Having rummaged through the McAlesters’ A Field Guide to American Houses and Rifkind’s A Field Guide to American Architecture, I’m not sure that it is any sort of “Gothic.”
None of the windows appear to have a Gothic Arch and neither of the forward facing gables have any ornamentation (i.e., they lack the typical decorated vergeboards of the Gothic style.)
The MacAlester book describes Folk Victorian as characterized by simple layout with a symmetrical façade*, and ornamented filligree on the porch. (When a spandrel is present, it is generally ornamented, but the photos of houses that lack a spandrel-fronted gable have unadorned gables while the porch is always decorated.) Full façade porches are common. The dates for that style are ca. 1870 - 1910.
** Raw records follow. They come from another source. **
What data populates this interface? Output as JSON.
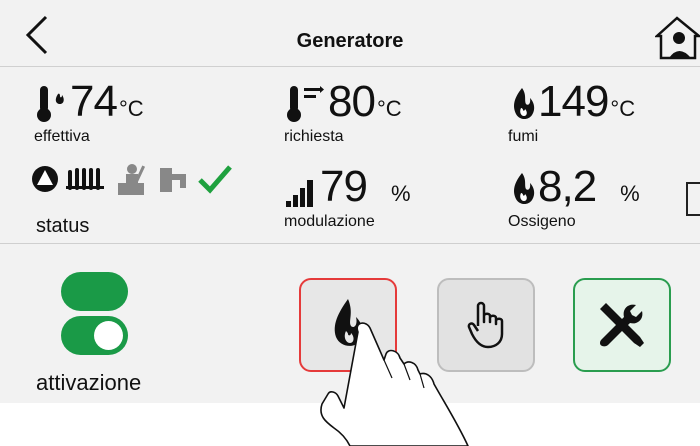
{
  "header": {
    "title": "Generatore",
    "back_icon": "chevron-left-icon",
    "home_icon": "home-icon"
  },
  "metrics": {
    "effettiva": {
      "value": "74",
      "unit": "°C",
      "label": "effettiva",
      "icon": "thermometer-flame-icon"
    },
    "richiesta": {
      "value": "80",
      "unit": "°C",
      "label": "richiesta",
      "icon": "thermometer-setpoint-icon"
    },
    "fumi": {
      "value": "149",
      "unit": "°C",
      "label": "fumi",
      "icon": "flame-icon"
    },
    "modulazione": {
      "value": "79",
      "unit": "%",
      "label": "modulazione",
      "icon": "signal-bars-icon"
    },
    "ossigeno": {
      "value": "8,2",
      "unit": "%",
      "label": "Ossigeno",
      "icon": "flame-icon"
    }
  },
  "status": {
    "label": "status",
    "icons": [
      "pump-icon",
      "radiator-icon",
      "chimney-sweep-icon",
      "tap-icon",
      "check-icon"
    ]
  },
  "activation": {
    "label": "attivazione",
    "icon": "toggle-on-icon",
    "state": "on"
  },
  "buttons": [
    {
      "name": "flame-button",
      "icon": "flame-icon",
      "state": "selected"
    },
    {
      "name": "manual-button",
      "icon": "hand-icon",
      "state": "normal"
    },
    {
      "name": "tools-button",
      "icon": "tools-icon",
      "state": "normal"
    }
  ],
  "colors": {
    "accent_green": "#1a9a47",
    "selected_red": "#e53a3a",
    "check_green": "#1fa13f"
  }
}
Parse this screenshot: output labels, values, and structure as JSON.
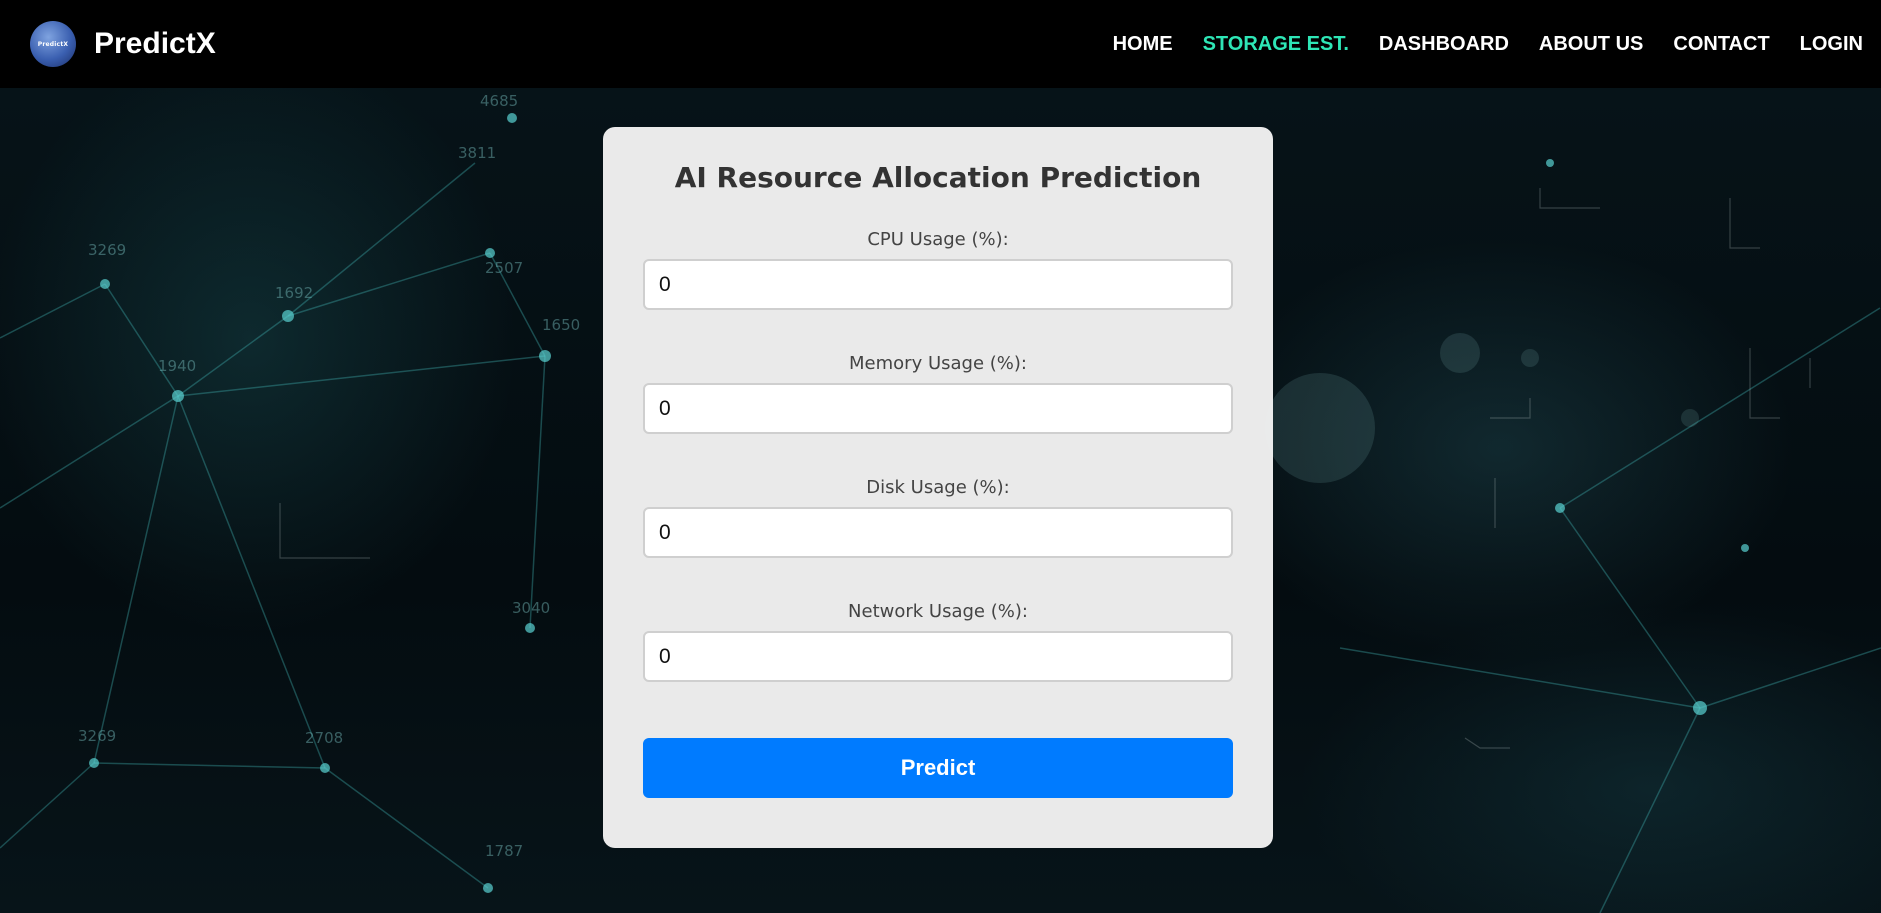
{
  "brand": {
    "name": "PredictX",
    "logo_text": "PredictX"
  },
  "nav": {
    "items": [
      {
        "label": "HOME",
        "active": false
      },
      {
        "label": "STORAGE EST.",
        "active": true
      },
      {
        "label": "DASHBOARD",
        "active": false
      },
      {
        "label": "ABOUT US",
        "active": false
      },
      {
        "label": "CONTACT",
        "active": false
      },
      {
        "label": "LOGIN",
        "active": false
      }
    ]
  },
  "form": {
    "title": "AI Resource Allocation Prediction",
    "fields": [
      {
        "label": "CPU Usage (%):",
        "value": "0"
      },
      {
        "label": "Memory Usage (%):",
        "value": "0"
      },
      {
        "label": "Disk Usage (%):",
        "value": "0"
      },
      {
        "label": "Network Usage (%):",
        "value": "0"
      }
    ],
    "submit_label": "Predict"
  },
  "background_labels": [
    "3269",
    "1940",
    "3811",
    "2507",
    "1650",
    "3269",
    "2708",
    "3040",
    "1787",
    "4685",
    "1692"
  ],
  "colors": {
    "navbar_bg": "#000000",
    "nav_active": "#2ee6b6",
    "button_primary": "#007bff",
    "card_bg": "#f2f2f2"
  }
}
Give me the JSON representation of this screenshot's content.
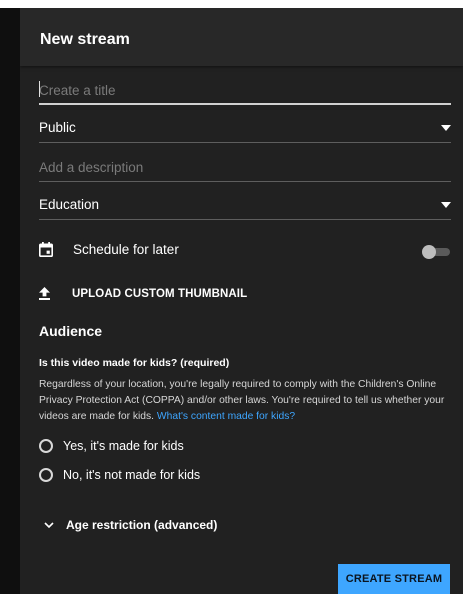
{
  "dialog": {
    "title": "New stream"
  },
  "form": {
    "title_placeholder": "Create a title",
    "visibility": "Public",
    "description_placeholder": "Add a description",
    "category": "Education",
    "schedule_label": "Schedule for later",
    "upload_label": "UPLOAD CUSTOM THUMBNAIL"
  },
  "audience": {
    "title": "Audience",
    "question": "Is this video made for kids? (required)",
    "description": "Regardless of your location, you're legally required to comply with the Children's Online Privacy Protection Act (COPPA) and/or other laws. You're required to tell us whether your videos are made for kids.",
    "link_text": "What's content made for kids?",
    "option_yes": "Yes, it's made for kids",
    "option_no": "No, it's not made for kids"
  },
  "age_restriction_label": "Age restriction (advanced)",
  "create_button": "CREATE STREAM",
  "colors": {
    "dialog_bg": "#212121",
    "header_bg": "#282828",
    "accent": "#3ea6ff"
  }
}
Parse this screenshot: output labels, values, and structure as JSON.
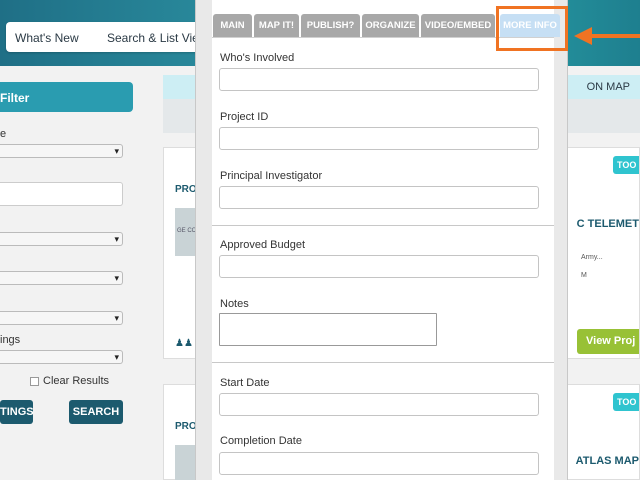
{
  "topnav": {
    "whats_new": "What's New",
    "search_list": "Search & List View"
  },
  "filter": {
    "heading": "Filter",
    "labels": [
      "e",
      "",
      "",
      "",
      "",
      "ings"
    ],
    "clear_results": "Clear Results",
    "settings_button": "TINGS",
    "search_button": "SEARCH"
  },
  "map_tab": {
    "label": "ON MAP"
  },
  "cards": [
    {
      "proj": "PRO",
      "thumb_text": "GE CO",
      "tool": "TOO",
      "title": "C TELEMET",
      "sub1": "Army...",
      "sub2": "M",
      "view": "View Proj"
    },
    {
      "proj": "PRO",
      "tool": "TOO",
      "title": "ATLAS MAP"
    }
  ],
  "modal": {
    "tabs": [
      "MAIN",
      "MAP IT!",
      "PUBLISH?",
      "ORGANIZE",
      "VIDEO/EMBED",
      "MORE INFO"
    ],
    "fields": {
      "whos_involved": "Who's Involved",
      "project_id": "Project ID",
      "principal_investigator": "Principal Investigator",
      "approved_budget": "Approved Budget",
      "notes": "Notes",
      "start_date": "Start Date",
      "completion_date": "Completion Date"
    }
  },
  "colors": {
    "accent": "#f07322",
    "active_tab": "#c6dff4",
    "tab": "#a8a8a8",
    "teal": "#2a9cb0",
    "view_btn": "#98c136"
  }
}
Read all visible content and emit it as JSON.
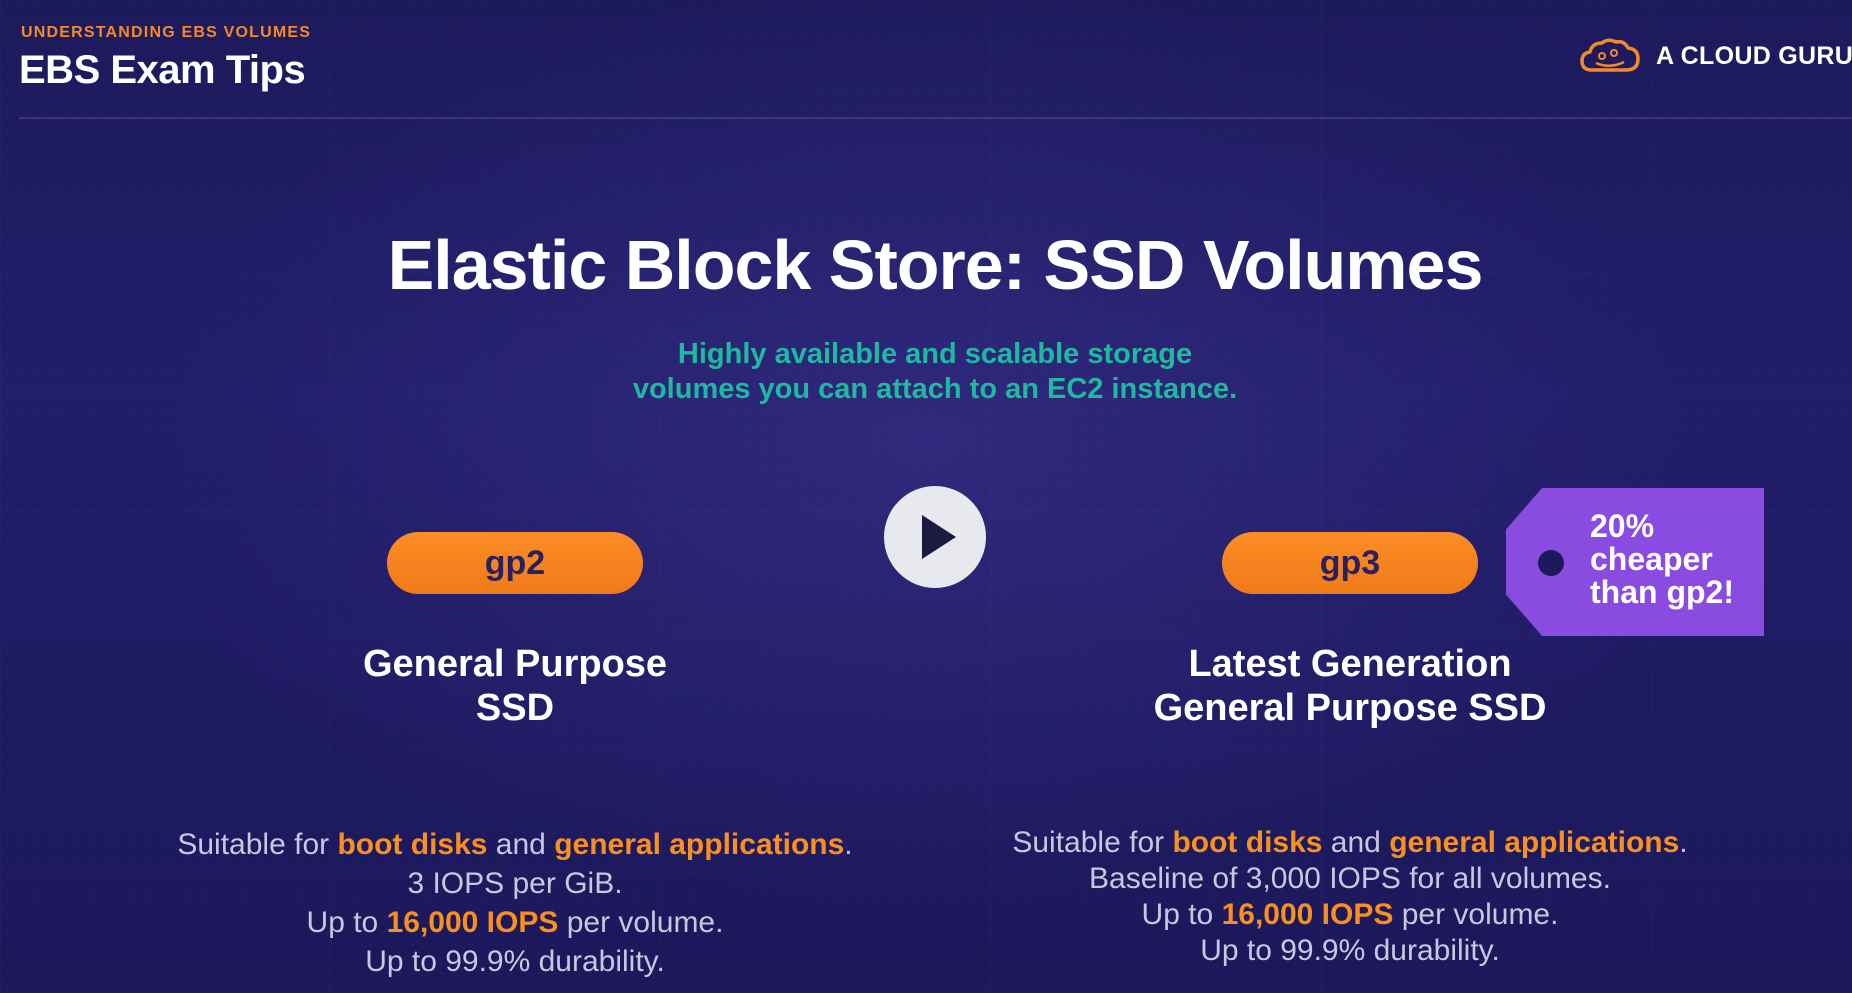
{
  "header": {
    "eyebrow": "UNDERSTANDING EBS VOLUMES",
    "title": "EBS Exam Tips",
    "brand_name": "A CLOUD GURU",
    "brand_icon": "cloud-logo-icon"
  },
  "main": {
    "title": "Elastic Block Store: SSD Volumes",
    "subtitle_line1": "Highly available and scalable storage",
    "subtitle_line2": "volumes you can attach to an EC2 instance."
  },
  "play_icon": "play-icon",
  "gp2": {
    "badge": "gp2",
    "title_line1": "General Purpose",
    "title_line2": "SSD",
    "desc": {
      "l1_a": "Suitable for ",
      "l1_b": "boot disks",
      "l1_c": " and ",
      "l1_d": "general applications",
      "l1_e": ".",
      "l2": "3 IOPS per GiB.",
      "l3_a": "Up to ",
      "l3_b": "16,000 IOPS",
      "l3_c": " per volume.",
      "l4": "Up to 99.9% durability."
    }
  },
  "gp3": {
    "badge": "gp3",
    "title_line1": "Latest Generation",
    "title_line2": "General Purpose SSD",
    "desc": {
      "l1_a": "Suitable for ",
      "l1_b": "boot disks",
      "l1_c": " and ",
      "l1_d": "general applications",
      "l1_e": ".",
      "l2": "Baseline of 3,000 IOPS for all volumes.",
      "l3_a": "Up to ",
      "l3_b": "16,000 IOPS",
      "l3_c": " per volume.",
      "l4": "Up to 99.9% durability."
    },
    "tag_line1": "20%",
    "tag_line2": "cheaper",
    "tag_line3": "than gp2!"
  },
  "colors": {
    "background": "#1d1a5c",
    "accent_orange": "#f7901e",
    "teal": "#1fb8a0",
    "tag_purple": "#8a4ce0"
  }
}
In defense of a claim for Gothic, the paired forward gables arising directly from the wall and the steep pitched roof are consistent with the Gothic style. In addition, the eaves seem to lack the traditional Victorian brackets for support.
Whatever style you eventually assign to it, I suspect that “folk” or “carpenter’s” will have to prefix the term.
- (There is a “gable and front wing” exception to the simple floor plan, and, unfortunately, nearly all the photos I have found on the internet searching “folk victorian” are of this more complex style.)